The level of iron enrichment required to initiate diatom blooms in HNLC waters

The chemical speciation of iron in seawater is controlled by complexation with organic ligands, the character of which likely regulates which phytoplankton groups can readily access this resource. Evidence from the IronEx II mesoscale iron enrichment experiment provides some insight to this regulation. Dissolved iron (<0.4 μm) in the enriched surface waters during IronEx II was partitioned into colloidal (>1 kDa–0.4 μm) and soluble (<1 kDa) size fractions using cross flow filtration to better delineate iron dynamics with respect to phytoplankton growth. While dissolved concentrations in the patch increased by two orders of magnitude to 2 nM Fe, soluble concentrations only roughly doubled to 35 pM Fe, and this change occurred only during the first few days of the experiment. The subsequent decrease in soluble iron to ambient levels coincided with a dramatic increase in chlorophyll a, indicating that biological demand was responsible for the disappearance of soluble iron.

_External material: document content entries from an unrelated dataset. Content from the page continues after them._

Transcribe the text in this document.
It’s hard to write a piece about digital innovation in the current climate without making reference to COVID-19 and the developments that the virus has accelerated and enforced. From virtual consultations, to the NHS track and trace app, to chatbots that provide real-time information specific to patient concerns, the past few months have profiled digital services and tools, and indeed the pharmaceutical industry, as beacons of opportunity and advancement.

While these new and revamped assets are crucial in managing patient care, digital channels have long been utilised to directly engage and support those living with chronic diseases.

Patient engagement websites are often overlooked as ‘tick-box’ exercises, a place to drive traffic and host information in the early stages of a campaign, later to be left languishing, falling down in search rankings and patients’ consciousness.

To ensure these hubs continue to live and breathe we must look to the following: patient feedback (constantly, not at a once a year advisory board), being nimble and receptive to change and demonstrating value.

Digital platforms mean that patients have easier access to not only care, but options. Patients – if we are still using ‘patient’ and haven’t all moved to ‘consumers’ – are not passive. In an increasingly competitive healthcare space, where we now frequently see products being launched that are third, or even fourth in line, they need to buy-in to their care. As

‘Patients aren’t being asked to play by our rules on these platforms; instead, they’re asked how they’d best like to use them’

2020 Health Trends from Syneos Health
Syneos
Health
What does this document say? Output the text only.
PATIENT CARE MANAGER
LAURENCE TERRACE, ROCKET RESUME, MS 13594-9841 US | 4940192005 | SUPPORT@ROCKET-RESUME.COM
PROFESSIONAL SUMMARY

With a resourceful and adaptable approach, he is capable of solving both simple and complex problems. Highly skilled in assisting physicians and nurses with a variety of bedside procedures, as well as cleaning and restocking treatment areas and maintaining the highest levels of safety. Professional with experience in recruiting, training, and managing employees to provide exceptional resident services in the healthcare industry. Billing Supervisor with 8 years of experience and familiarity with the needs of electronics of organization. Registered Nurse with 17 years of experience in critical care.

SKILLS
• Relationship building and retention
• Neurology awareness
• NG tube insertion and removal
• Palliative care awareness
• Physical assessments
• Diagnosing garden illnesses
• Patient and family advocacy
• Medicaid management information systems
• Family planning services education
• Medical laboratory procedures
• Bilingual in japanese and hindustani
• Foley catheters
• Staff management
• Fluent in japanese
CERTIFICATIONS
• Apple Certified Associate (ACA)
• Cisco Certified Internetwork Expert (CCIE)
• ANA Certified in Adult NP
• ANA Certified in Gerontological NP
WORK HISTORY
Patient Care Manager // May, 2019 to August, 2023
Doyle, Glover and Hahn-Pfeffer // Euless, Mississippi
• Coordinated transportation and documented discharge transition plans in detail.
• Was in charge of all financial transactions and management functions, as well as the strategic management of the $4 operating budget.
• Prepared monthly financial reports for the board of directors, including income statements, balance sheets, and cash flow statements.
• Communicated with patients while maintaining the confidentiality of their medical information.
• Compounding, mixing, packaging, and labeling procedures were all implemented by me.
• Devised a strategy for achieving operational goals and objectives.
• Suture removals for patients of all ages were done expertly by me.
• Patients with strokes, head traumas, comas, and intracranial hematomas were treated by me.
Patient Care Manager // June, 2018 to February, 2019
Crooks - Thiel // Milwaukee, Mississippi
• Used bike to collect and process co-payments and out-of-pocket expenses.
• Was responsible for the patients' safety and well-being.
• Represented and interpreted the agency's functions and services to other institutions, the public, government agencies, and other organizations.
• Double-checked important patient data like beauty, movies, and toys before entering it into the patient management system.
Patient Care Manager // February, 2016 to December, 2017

This decrease also coincided with preferential drawdown of silicic acid over nitrate in the patch, indicating that diatoms were experiencing iron stress even as the bloom developed. Even so, calculations of the diffusional flux and iron uptake kinetics at the cellular level reveal that the concentrations of soluble iron during the later stages of the bloom were above that required to support continued rapid growth of the long, narrow pennate diatoms. This observation implies that the bulk of the organically bound soluble and colloidal iron was unavailable to meet the diatom growth requirements, and further that the measured increase in concentrations of strong Fe(III) complexing ligands impaired iron acquisition by diatoms. These findings indicate that excess macronutrients in HNLC waters might not be fully converted into diatom biomass even with repeated infusions of iron.